Review of meeting about Genesis 1, part 4 of 4

Up until this point, I have primarily focused on a particular interpretation of Genesis 1, called the "day-age" view, espoused by an organization called Reasons to Believe. However, I don't think their point of view is the full story.

First, it is clear that the divine workweek, while perhaps not 144 hours as we would understand a six-day period to be, is at least analogous to our workweek. Six days of work, one day of Sabbath-rest (see Hebrews 4). Some have used this as an argument for a 24-hour day interpretation. However, besides a human work week, other things follow this pattern of six "somethings" of work, followed by one "something" of rest. For example, Exodus 23 instructs us to work the land for six years, and for the seventh let the land "rest". This pattern itself actually follows work six/rest one-Sabbath pattern: a "Sabbath of Sabbaths" shall occur every fifty years, in the year of Jubilee (see Lev 25)! In other words, perhaps God created in this particular pattern in order to provide us with analogy to our prescribed pattern. This is called the "analogical day view", and provides one answer to the question as to why God did not just create everything in a big "poof". (Delving deeply into this may be a topic for later discussion.)

Second, it is clear that Genesis 1 should be interpreted within a literary framework. The framework hypothesis, if I am portraying it correctly, states that each of the days should be taken as part of a literary whole. Note the parallelism in the passage. In the first three days, God creates "kingdoms". Day 1: day and night. Day 2: the waters and the sky. Day 3: the land. Then, in the next three days, God creates things to fill these kingdoms (the "rulers"). Day 4: sun and moon. Day 5: swarming creatures in the ocean, great big ocean beasts, and birds. Day 6: specialized land-dwelling creatures, and, of course, humans.

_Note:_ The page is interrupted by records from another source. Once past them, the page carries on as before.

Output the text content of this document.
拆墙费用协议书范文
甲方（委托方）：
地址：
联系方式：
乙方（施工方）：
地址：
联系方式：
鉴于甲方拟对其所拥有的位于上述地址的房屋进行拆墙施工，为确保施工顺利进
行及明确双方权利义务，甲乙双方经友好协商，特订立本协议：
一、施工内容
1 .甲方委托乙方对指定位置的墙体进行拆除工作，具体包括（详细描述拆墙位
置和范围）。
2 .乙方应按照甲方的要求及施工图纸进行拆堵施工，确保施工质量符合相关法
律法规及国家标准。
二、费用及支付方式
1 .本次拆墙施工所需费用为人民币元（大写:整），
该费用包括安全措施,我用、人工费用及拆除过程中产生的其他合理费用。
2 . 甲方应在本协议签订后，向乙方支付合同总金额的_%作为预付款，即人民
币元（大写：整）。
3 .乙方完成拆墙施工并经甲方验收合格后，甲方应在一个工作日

Taking these two positions together, in addition to what I've already described, answers a couple outstanding questions. Why does the text appear to say that God created the sun and moon on Day 4? Not only is that because they are first clearly seen on Day 4, but also because it fits the divinely-orchestrated creation psalm that we call Genesis 1. Why does God seem to create sea-dwelling mammals (Day 5) before land mammals (Day 6)? Because Genesis 1 is not telling the whole story, only the essential points, and doing it this way fits the literary framework. Perhaps God did create land mammals on Day 5 as well. But the specialized ones, such as horses, goats, etc, important for human culture, perhaps were created on Day 6. These are the ones that are highlighted. One many also ask why He created in this pattern at all? Because of the importance of analogy to our workweek.

Wow. I really must apologize for the long time it took to finish writing this. I hope it was clear. But hey, one of the reasons why I'm writing this thing is to hopefully stimulate some discussion among friends and brothers and sisters in Christ. I'd really appreciate hearing what you have to say.